A few things should be kept in mind. Changes made on the web server will not be in the repository. You should not permit any changes on the web server outside of bzr. Also, don't forget to do a database backup so that you can restore it on the other side.

Once the plug is installed, you have an upload command in bzr that does the job. You'll want to make DESTLOCATION the domain of the site you are uploading.

bzr upload sftp://user@server/home/USER/public_html/sites/DESTLOCATION

# like the push command, you can leave the location off
bzr upload

Running a Project in Bazaar

With your setup, especially the drupal-sites-template repository, it becomes pretty easy to get new site up and running quickly.

Setup the Project

Setup the project by running these commands and replacing PROJECTNAME with the name you'd like to use for your project.

cd sites/
bzr branch template.localhost PROJECTNAME.localhost

Now setup the database in the settings.php file and upload the backup in the files directory to the new database. At that point, we're ready to create the repository. Finally, add PROJECTNAME.localhost to your /etc/hosts that we edited before. (That's the one starting with

cp ../template.localhost .
bzr ignore settings.php
bzr commit -m "initial commit"

Committing Your Changes as You Go

As you make changes you can watch what files have been edited or added by using the 'bzr status'. You will want to frequently make commits after certain objectives have been completed. There are a couple steps to this. You'll want to backup the database to the files directory and then run 'bzr commit -m "some comment about the changes"'. You can safely remove the timestamp from your database backups. Bazaar will make sure it keeps track of the database versions so you don't have to do it at the file system level.
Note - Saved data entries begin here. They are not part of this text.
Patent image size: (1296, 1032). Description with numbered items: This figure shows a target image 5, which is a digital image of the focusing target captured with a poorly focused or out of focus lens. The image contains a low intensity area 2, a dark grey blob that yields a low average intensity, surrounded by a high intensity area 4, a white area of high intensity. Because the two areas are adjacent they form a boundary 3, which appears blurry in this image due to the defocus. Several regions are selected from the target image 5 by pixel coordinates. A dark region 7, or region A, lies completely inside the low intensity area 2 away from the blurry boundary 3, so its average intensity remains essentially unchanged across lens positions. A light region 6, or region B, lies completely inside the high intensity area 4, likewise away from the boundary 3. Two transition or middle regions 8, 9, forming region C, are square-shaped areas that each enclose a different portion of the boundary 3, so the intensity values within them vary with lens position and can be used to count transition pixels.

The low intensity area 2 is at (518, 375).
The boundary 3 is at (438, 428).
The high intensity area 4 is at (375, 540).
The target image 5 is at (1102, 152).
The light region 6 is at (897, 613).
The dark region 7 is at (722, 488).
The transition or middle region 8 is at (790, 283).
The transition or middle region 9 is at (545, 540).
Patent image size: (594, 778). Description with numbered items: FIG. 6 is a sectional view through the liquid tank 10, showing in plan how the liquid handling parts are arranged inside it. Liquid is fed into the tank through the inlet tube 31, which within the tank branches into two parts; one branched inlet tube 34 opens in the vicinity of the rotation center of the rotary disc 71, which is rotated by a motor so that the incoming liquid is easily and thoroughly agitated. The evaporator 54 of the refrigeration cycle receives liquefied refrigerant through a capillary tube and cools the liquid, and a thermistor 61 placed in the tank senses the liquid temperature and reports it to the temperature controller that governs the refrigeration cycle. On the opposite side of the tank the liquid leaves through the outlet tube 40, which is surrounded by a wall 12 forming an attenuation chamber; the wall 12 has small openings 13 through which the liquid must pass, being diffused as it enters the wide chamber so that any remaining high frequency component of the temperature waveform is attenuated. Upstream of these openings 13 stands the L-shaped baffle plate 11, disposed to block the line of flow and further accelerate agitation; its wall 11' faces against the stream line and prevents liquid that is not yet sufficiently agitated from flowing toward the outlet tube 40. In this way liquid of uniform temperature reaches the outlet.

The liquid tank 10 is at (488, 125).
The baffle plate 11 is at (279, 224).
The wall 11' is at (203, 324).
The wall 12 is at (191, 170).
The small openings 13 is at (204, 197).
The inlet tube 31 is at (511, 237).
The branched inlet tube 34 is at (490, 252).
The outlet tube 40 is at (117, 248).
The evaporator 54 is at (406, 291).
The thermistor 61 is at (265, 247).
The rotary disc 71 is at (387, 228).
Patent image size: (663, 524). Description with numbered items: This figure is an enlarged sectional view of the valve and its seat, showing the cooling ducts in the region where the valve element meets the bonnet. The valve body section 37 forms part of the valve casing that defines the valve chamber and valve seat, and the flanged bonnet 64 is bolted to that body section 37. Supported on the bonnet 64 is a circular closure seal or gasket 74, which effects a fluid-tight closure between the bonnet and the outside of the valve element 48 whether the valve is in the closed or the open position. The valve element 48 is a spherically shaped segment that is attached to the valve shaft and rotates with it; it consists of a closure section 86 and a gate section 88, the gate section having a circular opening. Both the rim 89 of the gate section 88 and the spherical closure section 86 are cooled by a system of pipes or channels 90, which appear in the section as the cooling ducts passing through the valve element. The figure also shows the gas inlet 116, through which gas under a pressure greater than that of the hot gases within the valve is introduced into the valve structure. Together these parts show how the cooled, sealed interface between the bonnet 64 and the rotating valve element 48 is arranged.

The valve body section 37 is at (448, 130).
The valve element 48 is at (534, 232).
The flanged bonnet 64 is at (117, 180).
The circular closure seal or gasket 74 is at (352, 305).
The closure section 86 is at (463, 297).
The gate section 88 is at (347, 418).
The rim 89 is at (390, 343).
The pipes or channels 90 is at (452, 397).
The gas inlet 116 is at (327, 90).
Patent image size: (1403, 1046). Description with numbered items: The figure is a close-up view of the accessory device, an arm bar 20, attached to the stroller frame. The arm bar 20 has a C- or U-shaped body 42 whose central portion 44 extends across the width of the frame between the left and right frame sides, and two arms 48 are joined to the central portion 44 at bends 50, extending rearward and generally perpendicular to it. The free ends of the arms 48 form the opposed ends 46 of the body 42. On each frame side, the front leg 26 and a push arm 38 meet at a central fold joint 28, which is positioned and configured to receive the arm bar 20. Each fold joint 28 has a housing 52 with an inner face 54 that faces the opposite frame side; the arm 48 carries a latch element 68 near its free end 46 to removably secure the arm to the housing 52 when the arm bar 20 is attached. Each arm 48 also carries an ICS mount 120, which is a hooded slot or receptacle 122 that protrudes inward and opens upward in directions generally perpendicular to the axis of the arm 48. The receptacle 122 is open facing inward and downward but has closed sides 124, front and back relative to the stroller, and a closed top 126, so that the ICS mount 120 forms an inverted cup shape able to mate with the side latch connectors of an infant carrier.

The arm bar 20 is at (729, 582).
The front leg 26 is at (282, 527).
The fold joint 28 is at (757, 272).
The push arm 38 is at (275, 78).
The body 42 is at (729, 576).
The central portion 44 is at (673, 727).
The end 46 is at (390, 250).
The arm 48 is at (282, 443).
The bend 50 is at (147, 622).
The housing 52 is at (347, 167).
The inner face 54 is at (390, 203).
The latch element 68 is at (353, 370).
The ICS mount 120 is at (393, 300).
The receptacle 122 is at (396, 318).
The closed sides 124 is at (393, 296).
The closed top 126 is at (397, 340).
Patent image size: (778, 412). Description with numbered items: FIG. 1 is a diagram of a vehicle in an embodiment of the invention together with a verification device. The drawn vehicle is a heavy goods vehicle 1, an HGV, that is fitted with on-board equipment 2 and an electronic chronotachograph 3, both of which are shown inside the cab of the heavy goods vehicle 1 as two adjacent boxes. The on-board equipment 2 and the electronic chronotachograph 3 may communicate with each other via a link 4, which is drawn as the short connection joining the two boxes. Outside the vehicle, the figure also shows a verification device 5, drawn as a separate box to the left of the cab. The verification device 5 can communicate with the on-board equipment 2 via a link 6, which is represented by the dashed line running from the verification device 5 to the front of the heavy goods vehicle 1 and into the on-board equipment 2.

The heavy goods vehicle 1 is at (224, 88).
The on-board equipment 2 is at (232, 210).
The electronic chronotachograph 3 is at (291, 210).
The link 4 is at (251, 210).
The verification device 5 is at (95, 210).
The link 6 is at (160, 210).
Committing Changes While Off the Internet

If you are working away from the Internet, you can still make commits, just use the 'bzr commit --local' command. If you will be working off grid for awhile, use the 'bzr unbind' command to disconnect and then 'bzr bind' to reconnect when you return. Bazaar will remember where you were connected previously.

Getting back in sync localy after being away will be handled by 'bzr update'. Once you have synced your local branch and everything seems okay, you will still need to use 'bzr commit' to push your changes up to the server.

EDIT: Added information on the upload plugin and some other minor edits.